PayPal will be closing its money market fund. I just noticed yesterday that it's closed to new customers. On PayPal's website they state "enrollment is closed". PayPal customers have also reported receiving a PayPal email saying that the MMF will be closed for existing customers effective July 29, 2011. I sent PayPal an email asking about their money market fund, and I received this confirmation:
We are ending the money market fund. The Money Market Fund will be closed, effective July 29, 2011. No one will earn any dividends after 7/29.
More details on this closure are provided in this AuctionBytes blog post.

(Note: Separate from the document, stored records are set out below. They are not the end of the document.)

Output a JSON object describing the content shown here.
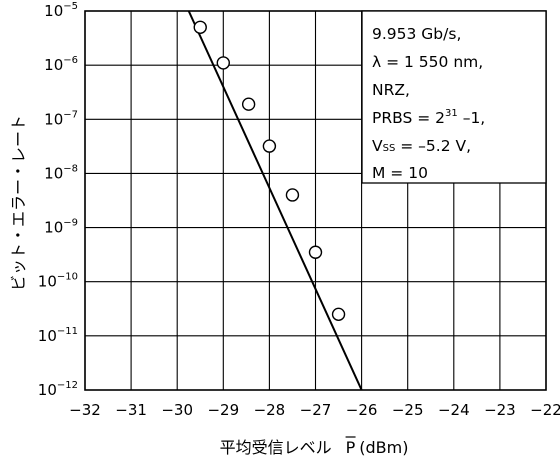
{
  "chart_data": {
    "type": "scatter",
    "xlabel": "平均受信レベル",
    "xlabel_symbol": "P",
    "xlabel_unit": "(dBm)",
    "ylabel": "ビット・エラー・レート",
    "xlim": [
      -32,
      -22
    ],
    "ylim_exponent": [
      -12,
      -5
    ],
    "y_scale": "log",
    "grid": true,
    "x_ticks": [
      "−32",
      "−31",
      "−30",
      "−29",
      "−28",
      "−27",
      "−26",
      "−25",
      "−24",
      "−23",
      "−22"
    ],
    "x_tick_values": [
      -32,
      -31,
      -30,
      -29,
      -28,
      -27,
      -26,
      -25,
      -24,
      -23,
      -22
    ],
    "y_tick_base": "10",
    "y_tick_exponents": [
      "−5",
      "−6",
      "−7",
      "−8",
      "−9",
      "−10",
      "−11",
      "−12"
    ],
    "y_tick_values": [
      -5,
      -6,
      -7,
      -8,
      -9,
      -10,
      -11,
      -12
    ],
    "series": [
      {
        "marker": "open-circle",
        "points": [
          {
            "x": -29.5,
            "y": 5e-06
          },
          {
            "x": -29.0,
            "y": 1.1e-06
          },
          {
            "x": -28.45,
            "y": 1.9e-07
          },
          {
            "x": -28.0,
            "y": 3.2e-08
          },
          {
            "x": -27.5,
            "y": 4e-09
          },
          {
            "x": -27.0,
            "y": 3.5e-10
          },
          {
            "x": -26.5,
            "y": 2.5e-11
          }
        ]
      }
    ],
    "fit_line": [
      {
        "x": -29.75,
        "y": 1e-05
      },
      {
        "x": -26.0,
        "y": 1e-12
      }
    ],
    "annotation": {
      "line1": "9.953 Gb/s,",
      "line2": "λ = 1 550 nm,",
      "line3": "NRZ,",
      "line4_base": "PRBS = 2",
      "line4_sup": "31",
      "line4_tail": " –1,",
      "line5_v": "V",
      "line5_sub": "SS",
      "line5_tail": " = –5.2 V,",
      "line6": "M = 10"
    }
  }
}
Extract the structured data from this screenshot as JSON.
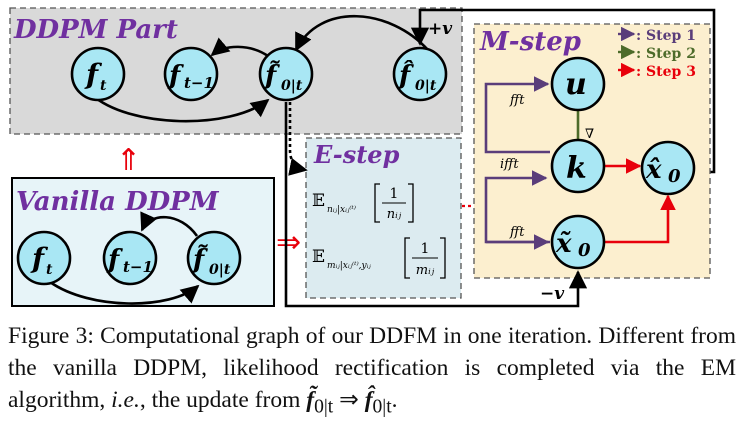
{
  "colors": {
    "node_fill": "#a9e7f4",
    "ddpm_box_fill": "#d9d9d9",
    "vanilla_box_fill": "#e7f4f8",
    "estep_box_fill": "#dcebf0",
    "mstep_box_fill": "#fcefcf",
    "title_purple": "#7030a0",
    "step1_purple": "#5a3d7a",
    "step2_green": "#4d6b2a",
    "step3_red": "#e8000b",
    "implication_red": "#e8000b"
  },
  "boxes": {
    "ddpm_part": "DDPM Part",
    "vanilla_ddpm": "Vanilla DDPM",
    "e_step": "E-step",
    "m_step": "M-step"
  },
  "nodes": {
    "ft": "f",
    "ft_sub": "t",
    "ft1": "f",
    "ft1_sub": "t−1",
    "f0t_tilde": "f̃",
    "f0t_tilde_sub": "0|t",
    "f0t_hat": "f̂",
    "f0t_hat_sub": "0|t",
    "u": "u",
    "k": "k",
    "x0_hat": "x̂",
    "x0_hat_sub": "0",
    "x0_tilde": "x̃",
    "x0_tilde_sub": "0"
  },
  "legend": [
    {
      "label": ": Step 1",
      "color": "#5a3d7a"
    },
    {
      "label": ": Step 2",
      "color": "#4d6b2a"
    },
    {
      "label": ": Step 3",
      "color": "#e8000b"
    }
  ],
  "edge_labels": {
    "plus_v": "+v",
    "minus_v": "−v",
    "fft_u": "fft",
    "ifft_k": "ifft",
    "fft_x0": "fft",
    "nabla": "∇"
  },
  "e_step_exprs": {
    "e1_E": "𝔼",
    "e1_sub": "nᵢⱼ|xᵢⱼ⁽ᵗ⁾",
    "e1_num": "1",
    "e1_den": "nᵢⱼ",
    "e2_E": "𝔼",
    "e2_sub": "mᵢⱼ|xᵢⱼ⁽ᵗ⁾,yᵢⱼ",
    "e2_num": "1",
    "e2_den": "mᵢⱼ"
  },
  "implication_arrows": [
    "⇑",
    "⇒"
  ],
  "caption": {
    "part1": "Figure 3: Computational graph of our DDFM in one iteration. Different from the vanilla DDPM, likelihood rectification is completed via the EM algorithm, ",
    "ie": "i.e.",
    "part2": ", the update from ",
    "from_sym": "f̃",
    "from_sub": "0|t",
    "arrow": " ⇒ ",
    "to_sym": "f̂",
    "to_sub": "0|t",
    "end": "."
  }
}
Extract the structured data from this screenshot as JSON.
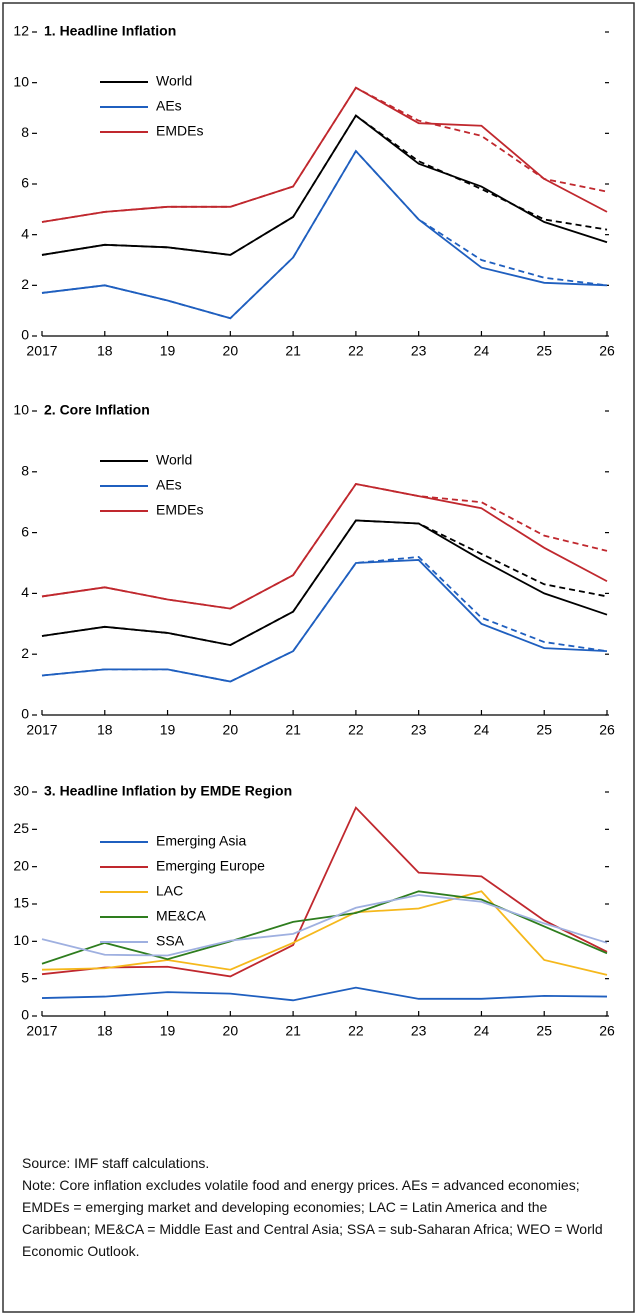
{
  "chart_data": [
    {
      "type": "line",
      "title": "1. Headline Inflation",
      "categories": [
        "2017",
        "18",
        "19",
        "20",
        "21",
        "22",
        "23",
        "24",
        "25",
        "26"
      ],
      "ylim": [
        0,
        12
      ],
      "yticks": [
        0,
        2,
        4,
        6,
        8,
        10,
        12
      ],
      "series": [
        {
          "name": "World",
          "color": "#000000",
          "values": [
            3.2,
            3.6,
            3.5,
            3.2,
            4.7,
            8.7,
            6.8,
            5.9,
            4.5,
            3.7
          ]
        },
        {
          "name": "AEs",
          "color": "#1f5fbf",
          "values": [
            1.7,
            2.0,
            1.4,
            0.7,
            3.1,
            7.3,
            4.6,
            2.7,
            2.1,
            2.0
          ]
        },
        {
          "name": "EMDEs",
          "color": "#c0282e",
          "values": [
            4.5,
            4.9,
            5.1,
            5.1,
            5.9,
            9.8,
            8.4,
            8.3,
            6.2,
            4.9
          ]
        },
        {
          "color": "#000000",
          "dashed": true,
          "values": [
            3.2,
            3.6,
            3.5,
            3.2,
            4.7,
            8.7,
            6.9,
            5.8,
            4.6,
            4.2
          ]
        },
        {
          "color": "#1f5fbf",
          "dashed": true,
          "values": [
            1.7,
            2.0,
            1.4,
            0.7,
            3.1,
            7.3,
            4.6,
            3.0,
            2.3,
            2.0
          ]
        },
        {
          "color": "#c0282e",
          "dashed": true,
          "values": [
            4.5,
            4.9,
            5.1,
            5.1,
            5.9,
            9.8,
            8.5,
            7.9,
            6.2,
            5.7
          ]
        }
      ]
    },
    {
      "type": "line",
      "title": "2. Core Inflation",
      "categories": [
        "2017",
        "18",
        "19",
        "20",
        "21",
        "22",
        "23",
        "24",
        "25",
        "26"
      ],
      "ylim": [
        0,
        10
      ],
      "yticks": [
        0,
        2,
        4,
        6,
        8,
        10
      ],
      "series": [
        {
          "name": "World",
          "color": "#000000",
          "values": [
            2.6,
            2.9,
            2.7,
            2.3,
            3.4,
            6.4,
            6.3,
            5.1,
            4.0,
            3.3
          ]
        },
        {
          "name": "AEs",
          "color": "#1f5fbf",
          "values": [
            1.3,
            1.5,
            1.5,
            1.1,
            2.1,
            5.0,
            5.1,
            3.0,
            2.2,
            2.1
          ]
        },
        {
          "name": "EMDEs",
          "color": "#c0282e",
          "values": [
            3.9,
            4.2,
            3.8,
            3.5,
            4.6,
            7.6,
            7.2,
            6.8,
            5.5,
            4.4
          ]
        },
        {
          "color": "#000000",
          "dashed": true,
          "values": [
            2.6,
            2.9,
            2.7,
            2.3,
            3.4,
            6.4,
            6.3,
            5.3,
            4.3,
            3.9
          ]
        },
        {
          "color": "#1f5fbf",
          "dashed": true,
          "values": [
            1.3,
            1.5,
            1.5,
            1.1,
            2.1,
            5.0,
            5.2,
            3.2,
            2.4,
            2.1
          ]
        },
        {
          "color": "#c0282e",
          "dashed": true,
          "values": [
            3.9,
            4.2,
            3.8,
            3.5,
            4.6,
            7.6,
            7.2,
            7.0,
            5.9,
            5.4
          ]
        }
      ]
    },
    {
      "type": "line",
      "title": "3. Headline Inflation by EMDE Region",
      "categories": [
        "2017",
        "18",
        "19",
        "20",
        "21",
        "22",
        "23",
        "24",
        "25",
        "26"
      ],
      "ylim": [
        0,
        30
      ],
      "yticks": [
        0,
        5,
        10,
        15,
        20,
        25,
        30
      ],
      "series": [
        {
          "name": "Emerging Asia",
          "color": "#1f5fbf",
          "values": [
            2.4,
            2.6,
            3.2,
            3.0,
            2.1,
            3.8,
            2.3,
            2.3,
            2.7,
            2.6
          ]
        },
        {
          "name": "Emerging Europe",
          "color": "#c0282e",
          "values": [
            5.6,
            6.5,
            6.6,
            5.3,
            9.5,
            27.9,
            19.2,
            18.7,
            12.8,
            8.6
          ]
        },
        {
          "name": "LAC",
          "color": "#f5b81c",
          "values": [
            6.2,
            6.4,
            7.5,
            6.2,
            9.8,
            13.9,
            14.4,
            16.7,
            7.5,
            5.5
          ]
        },
        {
          "name": "ME&CA",
          "color": "#2e7d1e",
          "values": [
            7.0,
            9.8,
            7.6,
            10.0,
            12.6,
            13.8,
            16.7,
            15.6,
            12.0,
            8.4
          ]
        },
        {
          "name": "SSA",
          "color": "#9fb0e0",
          "values": [
            10.3,
            8.2,
            8.1,
            10.1,
            11.0,
            14.5,
            16.2,
            15.3,
            12.4,
            9.8
          ]
        }
      ]
    }
  ],
  "source": "Source: IMF staff calculations.",
  "note": "Note: Core inflation excludes volatile food and energy prices. AEs = advanced economies; EMDEs = emerging market and developing economies; LAC = Latin America and the Caribbean; ME&CA = Middle East and Central Asia; SSA = sub-Saharan Africa; WEO = World Economic Outlook."
}
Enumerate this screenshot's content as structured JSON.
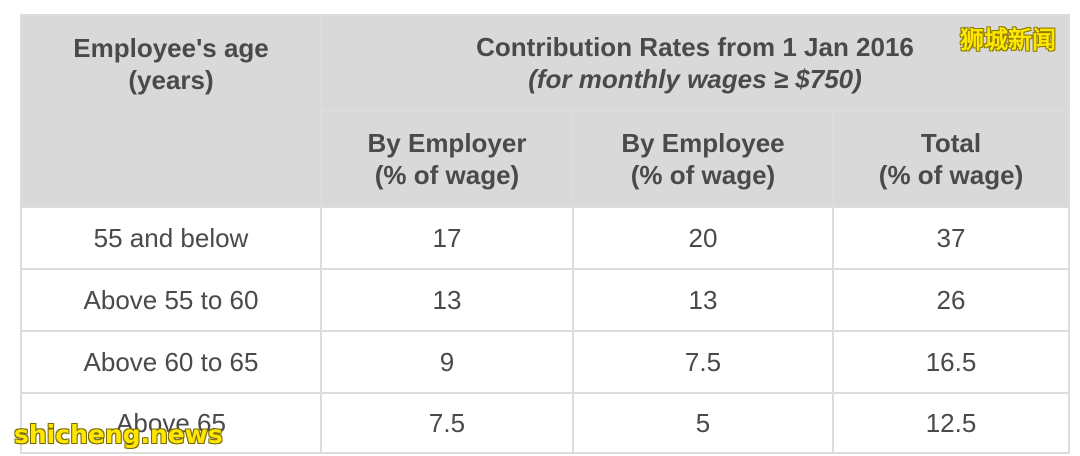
{
  "table": {
    "age_header_line1": "Employee's age",
    "age_header_line2": "(years)",
    "rates_header_line1": "Contribution Rates from 1 Jan 2016",
    "rates_header_line2": "(for monthly wages ≥ $750)",
    "columns": [
      {
        "line1": "By Employer",
        "line2": "(% of wage)"
      },
      {
        "line1": "By Employee",
        "line2": "(% of wage)"
      },
      {
        "line1": "Total",
        "line2": "(% of wage)"
      }
    ],
    "rows": [
      {
        "age": "55 and below",
        "employer": "17",
        "employee": "20",
        "total": "37"
      },
      {
        "age": "Above 55 to 60",
        "employer": "13",
        "employee": "13",
        "total": "26"
      },
      {
        "age": "Above 60 to 65",
        "employer": "9",
        "employee": "7.5",
        "total": "16.5"
      },
      {
        "age": "Above 65",
        "employer": "7.5",
        "employee": "5",
        "total": "12.5"
      }
    ]
  },
  "watermarks": {
    "top_right": "狮城新闻",
    "bottom_left": "shicheng.news"
  },
  "colors": {
    "header_bg": "#d9d9d9",
    "border": "#dcdcdc",
    "text": "#4a4a4a",
    "watermark": "#ffe600"
  }
}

PayPal has long offered a money market fund where customers could keep their cash and earn some interest. Back in 2007 and before, money market funds were reasonable alternatives to savings accounts with yields comparable to internet savings accounts. However, in the last few years, money market fund yields have fallen even more than saving account rates. Below is a comparison of yields between PayPal MMF and ING Direct Orange Savings account. With a current yield of only 0.05%, this change at PayPal isn't going to have much effect on customers.
Date PayPal MMF ING Direct Svg 6/2011: 0.05% 1.00% 1/2011: 0.12% 1.10% 6/2010: 0.14% 1.10% 1/2010: 0.08% 1.30% 6/2009: 0.12% 1.50% 1/2009: 1.39% 2.50% 6/2008: 2.33% 3.00% 1/2008: 4.64% 4.10% 6/2007: 5.04% 4.50% 1/2007: 5.03% 4.50%
These PayPal MMF yields are inline with yields of other money market funds. For example, Vanguard Prime Money Market Fund has a yield of only 0.04%.
Safety of Money Market Funds?
Unless you're using the money market fund as a temporary holding account for your trading, it makes more sense to have that money in a savings account or money market account instead. Not only will it be earning much more interest, it will also be covered by FDIC deposit insurance (NCUA if it's at a credit union). Note, money market funds are different than money market accounts.
There were growing concerns on the safety of money market funds back in 2007, and in 2008 during the financial crisis, a money market fund did "break the buck".
There are renewed concerns about money market funds due to the Greek debt crisis. Investors have been removing money from "prime" or non-Treasury money market funds which have exposure to foreign banks. The worry is that a Greece default could have the same effect that Lehman Brothers' bankruptcy did.